En crustáceos y en el resto de invertebrados. Las hormonas que regulan los cambios de color fisiológicos son las cromatoforotropinas. Cuya función es la concentración o la dispersión de los pigmentos. Los pigmentos se encuentran en células especializadas, llamadas cromatóforos. Los pigmentos principales de los crustáceos son carotenoides, principalmente la cantaxantina o la astaxantina, generalmente asociados a otras proteínas para modificar el color. La cantaxantina del bogavante forma parte de un compuesto multiprotéico llamado crustacianina.

Las células cromatóforas en su membrana tiene receptores de cromatoforotropinas que al captar una de estas hormonas responde concentrando el pigmento. Cada pigmento tiene que tener un doble control, uno para la dispersión del pigmento por la célula, lo que da un color claro y existirá la señal contraria, para la concentración del pigmento en un único punto que tendrá un color más intenso.

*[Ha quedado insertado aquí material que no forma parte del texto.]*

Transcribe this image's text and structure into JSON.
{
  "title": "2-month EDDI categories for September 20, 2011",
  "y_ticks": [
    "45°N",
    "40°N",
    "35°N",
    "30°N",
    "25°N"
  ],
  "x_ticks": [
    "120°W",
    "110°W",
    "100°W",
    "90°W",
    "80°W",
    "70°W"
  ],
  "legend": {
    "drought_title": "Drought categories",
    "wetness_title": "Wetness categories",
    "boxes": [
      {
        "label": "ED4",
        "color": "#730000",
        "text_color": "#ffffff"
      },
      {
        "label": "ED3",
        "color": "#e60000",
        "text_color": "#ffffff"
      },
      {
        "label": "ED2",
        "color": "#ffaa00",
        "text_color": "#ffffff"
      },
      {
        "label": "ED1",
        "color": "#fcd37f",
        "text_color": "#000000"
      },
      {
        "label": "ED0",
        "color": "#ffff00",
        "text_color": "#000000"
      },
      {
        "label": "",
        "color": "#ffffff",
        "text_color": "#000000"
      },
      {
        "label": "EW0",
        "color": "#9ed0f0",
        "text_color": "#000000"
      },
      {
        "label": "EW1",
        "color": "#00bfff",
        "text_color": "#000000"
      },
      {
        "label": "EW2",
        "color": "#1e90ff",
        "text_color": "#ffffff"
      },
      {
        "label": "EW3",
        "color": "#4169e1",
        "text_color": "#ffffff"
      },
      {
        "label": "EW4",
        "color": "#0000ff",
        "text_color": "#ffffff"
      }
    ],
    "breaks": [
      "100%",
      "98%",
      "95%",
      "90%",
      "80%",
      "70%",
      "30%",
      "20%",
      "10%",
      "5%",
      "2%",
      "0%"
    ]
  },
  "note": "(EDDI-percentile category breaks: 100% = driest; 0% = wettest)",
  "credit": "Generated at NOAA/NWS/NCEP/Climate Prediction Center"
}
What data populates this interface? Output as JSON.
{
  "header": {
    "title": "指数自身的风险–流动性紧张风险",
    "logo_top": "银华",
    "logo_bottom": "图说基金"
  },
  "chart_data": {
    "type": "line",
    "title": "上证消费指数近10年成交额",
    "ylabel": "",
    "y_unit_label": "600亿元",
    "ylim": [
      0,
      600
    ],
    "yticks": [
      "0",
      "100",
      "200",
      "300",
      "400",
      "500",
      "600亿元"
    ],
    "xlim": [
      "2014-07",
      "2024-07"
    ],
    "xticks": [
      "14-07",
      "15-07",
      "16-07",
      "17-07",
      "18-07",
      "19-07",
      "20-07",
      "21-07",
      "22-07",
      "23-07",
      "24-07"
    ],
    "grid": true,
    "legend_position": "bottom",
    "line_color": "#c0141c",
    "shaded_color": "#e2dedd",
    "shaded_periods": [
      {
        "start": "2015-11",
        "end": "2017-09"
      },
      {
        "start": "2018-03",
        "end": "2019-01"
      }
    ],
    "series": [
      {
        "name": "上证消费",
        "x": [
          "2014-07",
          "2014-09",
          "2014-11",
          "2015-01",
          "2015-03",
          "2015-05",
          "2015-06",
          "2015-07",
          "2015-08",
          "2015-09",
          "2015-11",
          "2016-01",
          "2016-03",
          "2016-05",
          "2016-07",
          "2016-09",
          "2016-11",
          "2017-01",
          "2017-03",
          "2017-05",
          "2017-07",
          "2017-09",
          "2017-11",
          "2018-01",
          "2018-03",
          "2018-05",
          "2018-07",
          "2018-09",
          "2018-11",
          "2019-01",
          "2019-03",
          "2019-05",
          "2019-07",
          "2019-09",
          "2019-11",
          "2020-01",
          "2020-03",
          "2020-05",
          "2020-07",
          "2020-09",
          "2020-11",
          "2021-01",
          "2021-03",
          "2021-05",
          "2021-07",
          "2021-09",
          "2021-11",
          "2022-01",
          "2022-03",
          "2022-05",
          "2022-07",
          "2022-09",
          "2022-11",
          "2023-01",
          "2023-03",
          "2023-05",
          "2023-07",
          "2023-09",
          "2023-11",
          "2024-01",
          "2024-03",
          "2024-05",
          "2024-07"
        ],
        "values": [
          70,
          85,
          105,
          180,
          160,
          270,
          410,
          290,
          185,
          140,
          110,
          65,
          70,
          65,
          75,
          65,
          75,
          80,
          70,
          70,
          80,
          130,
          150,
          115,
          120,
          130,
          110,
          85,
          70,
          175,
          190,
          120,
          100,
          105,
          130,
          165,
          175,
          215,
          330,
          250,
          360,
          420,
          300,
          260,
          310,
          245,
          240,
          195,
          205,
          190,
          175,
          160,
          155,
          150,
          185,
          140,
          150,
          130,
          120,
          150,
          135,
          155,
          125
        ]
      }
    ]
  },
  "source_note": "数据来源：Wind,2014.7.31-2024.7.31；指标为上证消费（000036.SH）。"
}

Los primeros neuropéptidos de invertebrados se secuenciaron a principios de 1970s y fueron hormonas cromatoforotrópicas. Fueron la RPCH (del inglés Red Pigment Concentrating Hormone), cuya función es concentrar el pigmento rojo y PDH (Pigment Dispersing Hormone), con la función contraria. Tuvieron que pasar 30 años para que se añadieran más hormonas con esta función, y fueron la CCAP (crustacean cardioactive peptide) y la corazonina. Todas estas hormonas se cree que son secretadas por el seno del órgano X, uno de los órganos neurohemales principales de crustáceos.

El color de las gambas y camarones rosado o naranja al cocinarlas se debe a que al cocer el exoesqueleto se disocia una proteína, la astaxantina, que es un pigmento rojo que en el animal vivo estaba formando un complejo con otra proteína, dándole un color grisáceo. El control de estos “interruptores” hormonales suele ser involuntario, aunque existen excepciones como el pulpo o el camaleón, de los que puedes saber más aquí y aquí respectivamente. Los pigmentos no solo dan color al esqueleto de los crustáceos o a la piel de vertebrados sino que también son el elemento que capta la luz y permite ver a todos los seres vivos.